メアリーは聡明な科学者であるが、何らかの事情により白黒の部屋から白黒のテレビ画面を通してのみ世界を調査させられている。彼女の専門は視覚に関する神経生理学である。彼女は我々が熟したトマトや空を見るときに生じる物理過程に関して得られる全ての物理情報をテニしており、また「赤い」や「青い」という言葉の使い方も知っている、などメアリーは視覚に関する物理的事実を全て知っている。
 例えば、空からの特定の波長の光の集合が網膜を刺激することを知っており、またそれによって神経中枢を通じて声帯が縮小し、肺から空気が押し出されることで「空は青い」という文が発声されるということを既に知っているのである。さて、彼女が白黒の部屋から解放されたり、テレビがカラーになったとき、何が起こるだろうか。彼女は何かを学ぶだろうか?

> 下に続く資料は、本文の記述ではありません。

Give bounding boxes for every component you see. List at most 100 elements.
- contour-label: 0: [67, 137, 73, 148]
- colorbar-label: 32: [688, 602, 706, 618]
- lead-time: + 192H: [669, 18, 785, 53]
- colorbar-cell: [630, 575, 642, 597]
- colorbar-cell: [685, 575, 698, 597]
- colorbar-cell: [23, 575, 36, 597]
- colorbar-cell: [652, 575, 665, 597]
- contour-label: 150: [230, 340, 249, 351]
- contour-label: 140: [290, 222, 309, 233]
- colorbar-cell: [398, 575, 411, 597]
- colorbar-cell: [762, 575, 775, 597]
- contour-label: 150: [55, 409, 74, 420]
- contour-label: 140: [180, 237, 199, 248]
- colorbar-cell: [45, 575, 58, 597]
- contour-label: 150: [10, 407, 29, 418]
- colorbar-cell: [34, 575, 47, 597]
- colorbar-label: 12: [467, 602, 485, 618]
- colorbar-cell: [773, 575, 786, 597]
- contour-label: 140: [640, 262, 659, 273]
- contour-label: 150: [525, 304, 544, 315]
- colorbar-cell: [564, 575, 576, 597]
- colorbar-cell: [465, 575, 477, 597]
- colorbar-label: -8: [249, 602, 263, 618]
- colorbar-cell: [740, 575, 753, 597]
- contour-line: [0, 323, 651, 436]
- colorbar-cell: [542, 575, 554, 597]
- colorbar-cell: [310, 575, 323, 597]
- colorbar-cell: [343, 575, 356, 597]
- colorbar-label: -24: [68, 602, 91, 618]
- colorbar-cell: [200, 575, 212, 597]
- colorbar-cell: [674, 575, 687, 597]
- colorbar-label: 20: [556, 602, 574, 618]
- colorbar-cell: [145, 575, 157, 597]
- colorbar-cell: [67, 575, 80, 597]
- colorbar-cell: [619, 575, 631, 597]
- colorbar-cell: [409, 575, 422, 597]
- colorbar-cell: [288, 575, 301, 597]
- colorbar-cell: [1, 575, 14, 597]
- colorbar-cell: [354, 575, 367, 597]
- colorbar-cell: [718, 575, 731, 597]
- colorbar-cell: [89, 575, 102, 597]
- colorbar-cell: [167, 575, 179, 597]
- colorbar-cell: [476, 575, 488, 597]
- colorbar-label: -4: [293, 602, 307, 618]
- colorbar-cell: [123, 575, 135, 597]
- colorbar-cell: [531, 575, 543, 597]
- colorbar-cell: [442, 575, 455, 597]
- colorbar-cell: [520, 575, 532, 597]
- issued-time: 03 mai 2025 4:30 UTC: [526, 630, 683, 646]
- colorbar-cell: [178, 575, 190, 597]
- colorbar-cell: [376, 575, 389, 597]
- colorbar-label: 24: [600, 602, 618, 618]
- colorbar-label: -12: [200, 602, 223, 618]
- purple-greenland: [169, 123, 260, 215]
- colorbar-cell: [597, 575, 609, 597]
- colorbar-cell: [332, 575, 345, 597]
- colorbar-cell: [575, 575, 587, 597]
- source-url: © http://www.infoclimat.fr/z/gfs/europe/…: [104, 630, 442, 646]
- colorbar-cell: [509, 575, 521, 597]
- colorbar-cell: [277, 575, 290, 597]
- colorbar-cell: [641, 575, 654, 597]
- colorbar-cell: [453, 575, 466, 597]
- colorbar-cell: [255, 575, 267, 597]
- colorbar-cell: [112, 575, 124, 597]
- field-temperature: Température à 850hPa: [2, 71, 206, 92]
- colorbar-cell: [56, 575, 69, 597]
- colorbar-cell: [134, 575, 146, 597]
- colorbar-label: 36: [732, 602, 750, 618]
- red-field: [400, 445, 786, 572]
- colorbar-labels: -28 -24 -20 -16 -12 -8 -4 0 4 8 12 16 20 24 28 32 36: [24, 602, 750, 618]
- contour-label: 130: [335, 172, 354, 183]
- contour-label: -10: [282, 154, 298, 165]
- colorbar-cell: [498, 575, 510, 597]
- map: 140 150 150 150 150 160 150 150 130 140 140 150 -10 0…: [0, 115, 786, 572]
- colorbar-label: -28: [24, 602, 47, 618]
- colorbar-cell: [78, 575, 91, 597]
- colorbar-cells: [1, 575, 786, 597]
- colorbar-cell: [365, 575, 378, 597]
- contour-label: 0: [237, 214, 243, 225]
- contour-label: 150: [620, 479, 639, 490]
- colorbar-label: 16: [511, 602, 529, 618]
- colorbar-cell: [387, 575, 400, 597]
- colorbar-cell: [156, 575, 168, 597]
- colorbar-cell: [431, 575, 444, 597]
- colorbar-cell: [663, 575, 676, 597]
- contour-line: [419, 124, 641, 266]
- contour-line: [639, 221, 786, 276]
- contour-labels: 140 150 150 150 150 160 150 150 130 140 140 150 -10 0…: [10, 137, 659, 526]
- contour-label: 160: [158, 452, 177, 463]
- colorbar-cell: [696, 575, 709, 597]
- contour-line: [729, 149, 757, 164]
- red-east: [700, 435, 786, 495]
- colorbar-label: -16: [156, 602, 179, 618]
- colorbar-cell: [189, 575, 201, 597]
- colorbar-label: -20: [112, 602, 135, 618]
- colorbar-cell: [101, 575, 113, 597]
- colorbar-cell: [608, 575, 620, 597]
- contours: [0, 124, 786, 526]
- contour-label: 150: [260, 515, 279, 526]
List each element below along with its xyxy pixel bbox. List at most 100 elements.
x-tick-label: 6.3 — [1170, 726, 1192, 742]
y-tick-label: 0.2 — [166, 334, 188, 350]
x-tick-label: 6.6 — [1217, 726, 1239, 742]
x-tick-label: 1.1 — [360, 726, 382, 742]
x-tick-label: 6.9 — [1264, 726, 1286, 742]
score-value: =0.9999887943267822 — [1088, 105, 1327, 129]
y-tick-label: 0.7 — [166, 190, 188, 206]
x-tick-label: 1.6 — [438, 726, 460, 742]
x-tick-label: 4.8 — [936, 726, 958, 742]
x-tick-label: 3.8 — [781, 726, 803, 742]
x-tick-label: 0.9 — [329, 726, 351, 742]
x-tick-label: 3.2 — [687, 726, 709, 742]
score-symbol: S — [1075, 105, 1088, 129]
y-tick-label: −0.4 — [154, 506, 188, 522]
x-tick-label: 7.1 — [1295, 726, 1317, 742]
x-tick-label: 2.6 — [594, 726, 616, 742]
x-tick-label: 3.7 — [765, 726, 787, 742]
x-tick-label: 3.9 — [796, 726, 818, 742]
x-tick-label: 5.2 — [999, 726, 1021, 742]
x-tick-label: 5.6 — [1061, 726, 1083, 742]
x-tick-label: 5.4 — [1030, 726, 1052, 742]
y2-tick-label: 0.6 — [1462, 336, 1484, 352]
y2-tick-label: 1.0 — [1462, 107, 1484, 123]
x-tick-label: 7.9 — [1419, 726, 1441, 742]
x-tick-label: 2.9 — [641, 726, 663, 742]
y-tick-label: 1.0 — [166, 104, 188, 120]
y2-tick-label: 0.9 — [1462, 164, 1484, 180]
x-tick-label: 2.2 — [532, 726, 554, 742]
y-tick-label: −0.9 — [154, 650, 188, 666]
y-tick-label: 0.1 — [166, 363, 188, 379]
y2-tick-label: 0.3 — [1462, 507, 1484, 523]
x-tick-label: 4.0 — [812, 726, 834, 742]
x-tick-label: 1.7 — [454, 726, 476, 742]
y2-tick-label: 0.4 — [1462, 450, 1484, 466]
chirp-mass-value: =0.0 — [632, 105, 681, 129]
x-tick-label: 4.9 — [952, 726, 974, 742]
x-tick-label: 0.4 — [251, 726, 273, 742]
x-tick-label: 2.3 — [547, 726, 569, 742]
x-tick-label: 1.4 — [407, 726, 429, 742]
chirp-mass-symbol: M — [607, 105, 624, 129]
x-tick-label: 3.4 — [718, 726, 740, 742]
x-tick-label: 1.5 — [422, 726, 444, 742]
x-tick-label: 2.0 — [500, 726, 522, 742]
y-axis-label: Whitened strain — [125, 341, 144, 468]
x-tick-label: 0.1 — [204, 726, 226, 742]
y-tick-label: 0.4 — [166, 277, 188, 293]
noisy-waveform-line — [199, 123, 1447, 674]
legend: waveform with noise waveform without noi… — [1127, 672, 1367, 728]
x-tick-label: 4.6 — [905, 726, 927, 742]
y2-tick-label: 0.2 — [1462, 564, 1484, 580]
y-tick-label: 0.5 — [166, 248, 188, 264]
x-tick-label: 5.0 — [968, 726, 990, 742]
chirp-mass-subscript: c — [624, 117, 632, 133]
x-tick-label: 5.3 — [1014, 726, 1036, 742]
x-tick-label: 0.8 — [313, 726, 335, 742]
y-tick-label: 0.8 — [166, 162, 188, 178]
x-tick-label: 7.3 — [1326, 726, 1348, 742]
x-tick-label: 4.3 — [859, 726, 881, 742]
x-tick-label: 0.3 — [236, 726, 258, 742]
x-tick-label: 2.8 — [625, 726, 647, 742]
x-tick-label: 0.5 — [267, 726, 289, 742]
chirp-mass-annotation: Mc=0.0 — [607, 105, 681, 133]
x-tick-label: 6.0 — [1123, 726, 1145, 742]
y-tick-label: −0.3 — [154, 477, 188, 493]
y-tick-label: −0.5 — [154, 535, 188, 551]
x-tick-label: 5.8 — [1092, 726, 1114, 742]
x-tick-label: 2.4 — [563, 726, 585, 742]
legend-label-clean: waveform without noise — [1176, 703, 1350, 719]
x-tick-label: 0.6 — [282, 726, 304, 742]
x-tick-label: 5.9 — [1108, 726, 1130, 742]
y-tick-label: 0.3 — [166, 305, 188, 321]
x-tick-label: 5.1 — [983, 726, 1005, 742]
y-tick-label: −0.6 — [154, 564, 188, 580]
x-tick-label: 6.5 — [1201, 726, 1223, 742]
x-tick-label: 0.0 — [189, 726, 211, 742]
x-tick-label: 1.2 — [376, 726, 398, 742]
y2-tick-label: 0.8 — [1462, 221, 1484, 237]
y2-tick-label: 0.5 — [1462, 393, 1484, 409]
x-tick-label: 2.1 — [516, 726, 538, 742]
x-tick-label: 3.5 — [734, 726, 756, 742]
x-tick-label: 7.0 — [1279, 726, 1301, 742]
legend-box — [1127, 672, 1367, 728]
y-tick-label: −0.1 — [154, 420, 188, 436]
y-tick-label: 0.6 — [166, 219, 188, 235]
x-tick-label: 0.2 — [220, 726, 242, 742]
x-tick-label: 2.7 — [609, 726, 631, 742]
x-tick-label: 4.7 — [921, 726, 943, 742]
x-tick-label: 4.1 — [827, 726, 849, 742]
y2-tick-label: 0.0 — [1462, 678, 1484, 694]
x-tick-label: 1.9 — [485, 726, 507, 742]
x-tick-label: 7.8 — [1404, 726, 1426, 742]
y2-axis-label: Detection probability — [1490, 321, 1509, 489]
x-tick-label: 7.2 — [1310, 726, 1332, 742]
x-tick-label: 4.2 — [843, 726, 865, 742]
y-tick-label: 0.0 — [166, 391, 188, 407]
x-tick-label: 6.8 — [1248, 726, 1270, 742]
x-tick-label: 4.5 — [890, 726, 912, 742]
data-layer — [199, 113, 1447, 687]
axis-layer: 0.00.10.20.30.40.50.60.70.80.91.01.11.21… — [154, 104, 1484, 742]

 これは思考実験のうちの一つだ。思考実験とは頭の中で想像するだけの実験である。頭の中で考えるに収まるものであるから、専門的な知識も装置も必要ない。設問としてもどんなに残酷で、極限的で奇天烈なものでも許される。ただ必要なのは、凝り固まった常識に一発くらわせられる自由な発想と想像力だけである。

 上記の問いは「メアリーの部屋」と呼ばれる思考実験の一つである。私個人の考えとしては、彼女は新しい事を学ぶだろうと考える。それは何かと言えば、知識としての赤色ではなく経験として、実際メアリー自身の目で見た赤色を学ぶのだ。実際にこの目で赤を見る前まではきっとメアリーの認識であれば「波長700mの光は赤だ」という認識だ。しかし実際に赤色を見た事で今自分が見ている色の波長は700mであり『赤』という人間が付けた名前がある。という経験に基づく確認も取ることができる。

 私が述べた「赤色を実際に見た”経験”」はクオリアというらしい。日本語でいう感覚質である。このメアリーの部屋を提示したフランク・ジャクソンによれば、その新しく学ぶだろうことこそが、赤く見えるという事のクオリアであるとされている。そうであれば赤色の知識だけであったメアリーと赤色を実際目にしたメアリーとの間には新たに学んだ、学んでいないという点で差異があるのだから、クオリアという質は存在するという事を認めなくてはならない。

 次に、メアリーが何か新しい事を学ぶとしたら、物理主義は誤っている事になる。という論法に発展する。それに対しての反駁もあり、中にはそもそも、脳形成の初期段階に置いて色覚を体験していなければこれは何色だ、という色覚を処理する神経回路が形成さないので、ずっと白黒の部屋で暮らしてきたメアリーには白黒以外の色を判別する力は無いと主張する意見もある。

 この問題に対する明確な答えは無い。様々な意見が存在し、それに対する反駁もあるし、根本的な問題としてメアリーの持っている知識とは一体どういうものなのかという点がこの思考実験における議論の焦点の一つになっていたりもする。

 こういった思考実験は数多く存在している。そのどれもが答えという答えが存在しておらず、自らの思考の中で自分なりの答えを見出すものだ。ただなんとなくといった理由ではなく、そこに明確な論拠も必要とされてくるので、論理的思考能力をのばす為にもちょっと時間があったときにでも考えて見ては如何だろうか。